Parce qu’elles vivent dans la pauvreté, de nombreuses personnes sont amenées à demander de l’aide, et ce, de manière plus ou moins discrète. Parfois, elles n’hésitent pas à demander directement de l’argent, mais surtout de l’aide pour entrer en Suisse d’une manière ou d’une autre. Pour elles, le fait d’être en contact direct avec une personne qui vient d’un pays prospère constitue une opportunité unique. Je me suis parfois retrouvée dans des situations désagréables, mais je suis toujours parvenue à décliner gentiment et à maintenir une certaine distance. Peut-être parce que j’ai été confrontée à ce type de situations avec mon père, qui aide certes sa famille au Ghana, mais reçoit aussi plus de demandes qu’il ne peut en satisfaire.

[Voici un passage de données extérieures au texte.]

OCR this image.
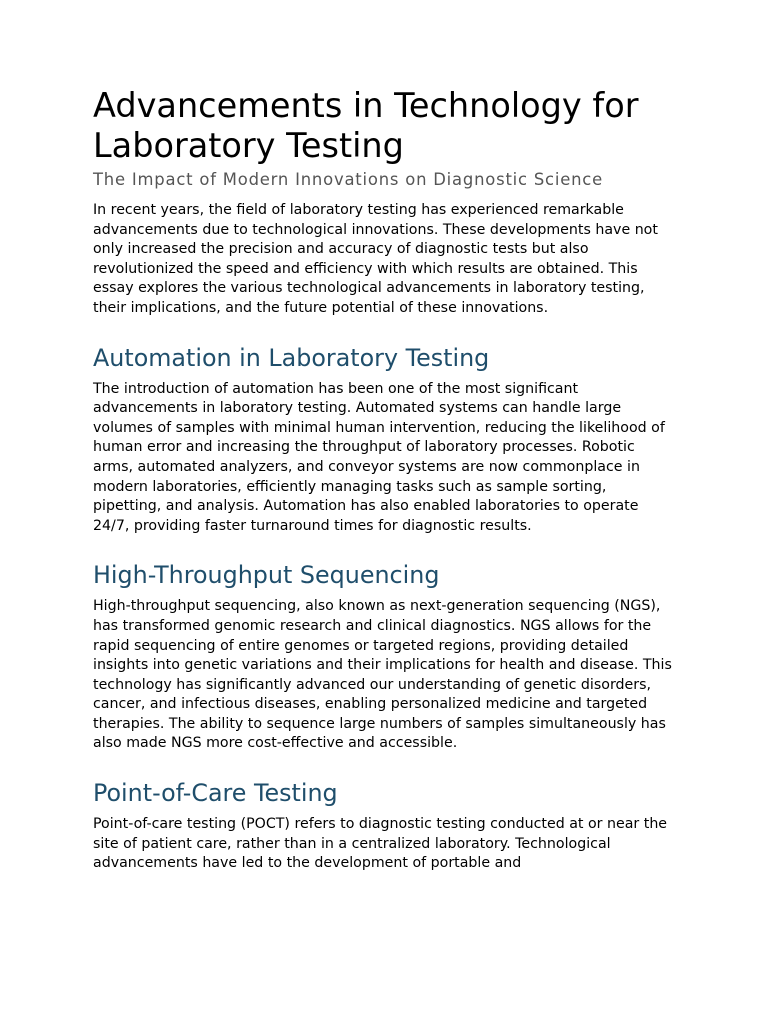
Advancements in Technology for Laboratory Testing
The Impact of Modern Innovations on Diagnostic Science

In recent years, the field of laboratory testing has experienced remarkable advancements due to technological innovations. These developments have not only increased the precision and accuracy of diagnostic tests but also revolutionized the speed and efficiency with which results are obtained. This essay explores the various technological advancements in laboratory testing, their implications, and the future potential of these innovations.

Automation in Laboratory Testing

The introduction of automation has been one of the most significant advancements in laboratory testing. Automated systems can handle large volumes of samples with minimal human intervention, reducing the likelihood of human error and increasing the throughput of laboratory processes. Robotic arms, automated analyzers, and conveyor systems are now commonplace in modern laboratories, efficiently managing tasks such as sample sorting, pipetting, and analysis. Automation has also enabled laboratories to operate 24/7, providing faster turnaround times for diagnostic results.

High-Throughput Sequencing

High-throughput sequencing, also known as next-generation sequencing (NGS), has transformed genomic research and clinical diagnostics. NGS allows for the rapid sequencing of entire genomes or targeted regions, providing detailed insights into genetic variations and their implications for health and disease. This technology has significantly advanced our understanding of genetic disorders, cancer, and infectious diseases, enabling personalized medicine and targeted therapies. The ability to sequence large numbers of samples simultaneously has also made NGS more cost-effective and accessible.

Point-of-Care Testing

Point-of-care testing (POCT) refers to diagnostic testing conducted at or near the site of patient care, rather than in a centralized laboratory. Technological advancements have led to the development of portable and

Comment et où as-tu réalisé tes dessins ?
Il y a des jours où je n’ai pas dessiné du tout, surtout dans le nord, quand j’ai eu des problèmes de santé. J’avais trop chaud et je trouvais l’environnement trop bruyant. Je ne me suis vraiment lancée que dans la dernière partie, à l’hôtel, en ville, en puisant dans mes souvenirs ou en m’inspirant de mes photos. Mais plus de la moitié de mes croquis ont vu le jour une fois de retour en Suisse. Il m’a fallu du temps pour digérer tout ce que j’avais pu voir sur le terrain.
Pourquoi parfois en couleur et parfois en noir et blanc ?
Au début, j’ai privilégié des esquisses au crayon parce que je ne savais pas encore trop comment utiliser la couleur. Pour mes dessins en couleur, j’ai utilisé des crayons de couleur, des feutres et des pastels. Et pour mes échantillons de couleur, j’ai travaillé directement sur ordinateur.
Qu’espères-tu transmettre au public avec tes dessins ?
Que le Sénégal est un pays vivant, vibrant, coloré, où tout le monde ne vit pas dans la misère. Et aussi que les habitantes et les habitants sont fiers de leur culture et de leurs traditions. Je veux montrer toute la richesse et la complexité du pays. Parce que le Sénégal a du potentiel ! Il possède des bases solides sur lesquelles nous pouvons construire.
Sur Sofia
Sofia Poku, 24 ans, poursuit un master en médiation artistique avec une spécialisation en enseignement des arts à l’Université des arts de Zurich. Elle partage son temps entre sa colocation à Winterthour et la maison familiale à Rebstein (SG). À l’avenir, elle aspire à devenir professeure de lycée ou à travailler dans le domaine du social.